Jacqueline Susann’s The Love Machine (1971)

Jacqueline Susann's The Love Machine (1971)

Synopsis:

John Phillip Law (Barbarella) plays an ambitious TV personality (nicknamed “the love machine”), who beds his way to the top. The TV star eventually finds out that fame and fortune is not all it’s cracked up to be.

Reaction & Thoughts:

Oh, Jacquie! You did it again. If you are forty-years-old or older you’ll remember the Jacqueline Susann craze of the late ’60s and early ’70s. Not unlike today’s E. L. James, Fifty Shades of Grey, Susann wrote trash that the ravenous masses devoured with glee. The film adaptations of her books were trash too.

The Love Machine, written by playwright Samuel A. Taylor (Hitchcock’s Vertigo and Topaz), and directed by Jack Haley Jr. (Norwood), is based on Susann’s second book of the same name. I quickly filed it under the “so-bad-it’s-good” category. I knew it was bad, but I just couldn’t make myself look away.

The Love Machine is essentially a hit piece on the TV industry, and its ardent fans. It plays like a camp version of Paddy Chayefsky’s 1976 classic Network. Taylor, who is better known for his play Sabrina Fair, wrote a mindbogglingly inept script. Dialogue provokes unintended laughs. The situations are not believable. Were we supposed to take the film seriously or not? It’s never clear.

The acting is terrible too.
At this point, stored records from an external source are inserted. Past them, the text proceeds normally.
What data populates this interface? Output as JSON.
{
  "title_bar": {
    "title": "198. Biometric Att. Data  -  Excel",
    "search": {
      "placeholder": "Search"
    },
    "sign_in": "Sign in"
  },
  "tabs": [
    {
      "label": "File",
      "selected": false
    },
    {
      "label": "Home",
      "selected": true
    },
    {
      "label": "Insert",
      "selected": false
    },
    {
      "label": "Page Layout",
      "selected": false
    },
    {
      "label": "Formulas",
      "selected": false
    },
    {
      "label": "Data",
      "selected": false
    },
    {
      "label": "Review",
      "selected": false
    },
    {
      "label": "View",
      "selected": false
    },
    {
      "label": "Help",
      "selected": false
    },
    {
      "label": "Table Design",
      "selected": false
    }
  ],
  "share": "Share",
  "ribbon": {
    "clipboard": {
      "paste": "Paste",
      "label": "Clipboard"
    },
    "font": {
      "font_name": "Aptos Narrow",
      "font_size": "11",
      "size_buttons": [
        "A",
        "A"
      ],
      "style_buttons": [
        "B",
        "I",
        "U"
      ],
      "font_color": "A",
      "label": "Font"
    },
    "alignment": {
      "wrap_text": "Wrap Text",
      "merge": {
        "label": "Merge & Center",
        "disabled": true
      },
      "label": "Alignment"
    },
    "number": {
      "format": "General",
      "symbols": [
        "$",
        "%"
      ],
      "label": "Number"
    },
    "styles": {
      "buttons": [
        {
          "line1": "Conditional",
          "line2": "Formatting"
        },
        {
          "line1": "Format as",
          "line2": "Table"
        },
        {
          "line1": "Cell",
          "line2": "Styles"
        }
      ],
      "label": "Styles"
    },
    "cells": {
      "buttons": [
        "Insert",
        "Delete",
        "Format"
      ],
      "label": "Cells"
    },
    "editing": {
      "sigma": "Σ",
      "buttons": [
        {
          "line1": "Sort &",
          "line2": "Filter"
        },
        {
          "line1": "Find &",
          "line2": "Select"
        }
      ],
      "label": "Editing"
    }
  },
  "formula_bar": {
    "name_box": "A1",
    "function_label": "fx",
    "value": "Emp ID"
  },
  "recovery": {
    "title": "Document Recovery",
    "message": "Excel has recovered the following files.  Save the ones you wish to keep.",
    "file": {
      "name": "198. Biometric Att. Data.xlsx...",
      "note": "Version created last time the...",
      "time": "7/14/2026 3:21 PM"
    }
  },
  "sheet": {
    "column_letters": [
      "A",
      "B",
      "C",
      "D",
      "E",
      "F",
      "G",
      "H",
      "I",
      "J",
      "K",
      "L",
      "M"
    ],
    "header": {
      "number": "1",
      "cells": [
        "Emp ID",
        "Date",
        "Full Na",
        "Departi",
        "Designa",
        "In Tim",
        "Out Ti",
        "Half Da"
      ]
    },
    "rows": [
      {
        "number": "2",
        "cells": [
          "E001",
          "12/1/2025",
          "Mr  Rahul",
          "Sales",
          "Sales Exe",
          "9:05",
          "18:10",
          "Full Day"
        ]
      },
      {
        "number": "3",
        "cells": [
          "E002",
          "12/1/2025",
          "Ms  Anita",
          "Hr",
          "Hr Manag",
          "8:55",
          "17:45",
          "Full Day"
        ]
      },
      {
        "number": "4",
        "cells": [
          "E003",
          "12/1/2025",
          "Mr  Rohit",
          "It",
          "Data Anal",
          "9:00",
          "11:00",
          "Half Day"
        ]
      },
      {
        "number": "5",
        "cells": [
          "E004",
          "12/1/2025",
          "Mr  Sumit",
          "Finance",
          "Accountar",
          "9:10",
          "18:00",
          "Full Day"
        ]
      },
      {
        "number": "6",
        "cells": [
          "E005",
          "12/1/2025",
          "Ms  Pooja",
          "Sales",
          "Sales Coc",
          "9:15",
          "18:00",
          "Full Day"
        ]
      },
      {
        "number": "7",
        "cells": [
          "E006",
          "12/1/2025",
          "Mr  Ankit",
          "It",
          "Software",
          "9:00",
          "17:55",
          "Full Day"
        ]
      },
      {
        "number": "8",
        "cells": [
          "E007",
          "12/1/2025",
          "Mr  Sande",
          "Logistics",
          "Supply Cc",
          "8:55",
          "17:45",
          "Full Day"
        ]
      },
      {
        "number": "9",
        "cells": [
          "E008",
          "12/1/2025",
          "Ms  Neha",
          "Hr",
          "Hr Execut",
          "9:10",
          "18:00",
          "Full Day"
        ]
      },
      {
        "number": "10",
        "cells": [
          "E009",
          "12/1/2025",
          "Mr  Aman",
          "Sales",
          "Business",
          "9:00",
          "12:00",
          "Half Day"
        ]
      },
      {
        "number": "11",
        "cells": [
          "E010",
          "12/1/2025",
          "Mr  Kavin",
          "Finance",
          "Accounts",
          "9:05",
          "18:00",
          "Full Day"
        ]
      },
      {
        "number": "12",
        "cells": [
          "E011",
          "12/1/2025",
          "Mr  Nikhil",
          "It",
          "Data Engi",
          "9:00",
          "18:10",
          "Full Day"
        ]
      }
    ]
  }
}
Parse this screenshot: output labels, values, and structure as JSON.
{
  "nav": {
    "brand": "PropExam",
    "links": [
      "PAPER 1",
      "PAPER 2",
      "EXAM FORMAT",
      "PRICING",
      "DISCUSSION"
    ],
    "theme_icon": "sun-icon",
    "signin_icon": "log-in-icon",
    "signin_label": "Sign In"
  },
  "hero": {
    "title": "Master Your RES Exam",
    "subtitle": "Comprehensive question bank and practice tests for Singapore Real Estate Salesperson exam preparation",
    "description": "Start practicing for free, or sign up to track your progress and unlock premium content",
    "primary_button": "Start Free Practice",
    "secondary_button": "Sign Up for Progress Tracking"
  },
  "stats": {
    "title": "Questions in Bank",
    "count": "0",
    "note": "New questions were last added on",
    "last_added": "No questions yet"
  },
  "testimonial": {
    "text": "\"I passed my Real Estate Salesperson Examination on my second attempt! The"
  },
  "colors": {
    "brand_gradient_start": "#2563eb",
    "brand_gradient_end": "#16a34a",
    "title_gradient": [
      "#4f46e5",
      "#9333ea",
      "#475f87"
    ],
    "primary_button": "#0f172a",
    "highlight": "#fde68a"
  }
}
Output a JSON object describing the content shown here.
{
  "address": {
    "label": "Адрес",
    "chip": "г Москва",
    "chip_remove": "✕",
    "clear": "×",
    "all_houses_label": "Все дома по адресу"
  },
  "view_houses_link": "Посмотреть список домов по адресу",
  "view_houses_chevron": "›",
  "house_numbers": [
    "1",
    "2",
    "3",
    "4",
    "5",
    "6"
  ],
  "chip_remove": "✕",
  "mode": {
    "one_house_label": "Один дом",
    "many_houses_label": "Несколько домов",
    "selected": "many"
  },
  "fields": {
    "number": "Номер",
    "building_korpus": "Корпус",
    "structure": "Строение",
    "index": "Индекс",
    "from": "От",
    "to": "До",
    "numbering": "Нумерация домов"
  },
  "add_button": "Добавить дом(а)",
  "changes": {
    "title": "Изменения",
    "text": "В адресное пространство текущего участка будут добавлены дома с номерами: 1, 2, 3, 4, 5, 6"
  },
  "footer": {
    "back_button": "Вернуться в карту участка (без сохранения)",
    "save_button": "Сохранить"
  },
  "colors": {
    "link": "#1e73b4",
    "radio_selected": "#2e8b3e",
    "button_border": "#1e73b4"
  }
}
Law’s god-awful performance will leave you speechless. David Hemmings’s nasty gay photographer must be seen to be believed. Hemmings (Blow-Up) has a memorable “cat fight” with Dyan Cannon (Heaven Can Wait), who plays a sex-starved socialite. That scene alone is worth sitting through the movie. Robert Ryan (Crossfire) somewhat manages to come out of it unscathed.

Conclusions & Final Thoughts:

The Love Machine is hilariously bad from start to finish, and yes, fun in a weird kind of way. A must for fans of bad cinema. With Jackie Cooper (Superman), Sharon Farrell (Night of the Comet), Leigh Christian (The World’s Greatest Athlete), and Gayle Hunnicutt (The Legend of Hell House). Color, 105 minutes, Rated R.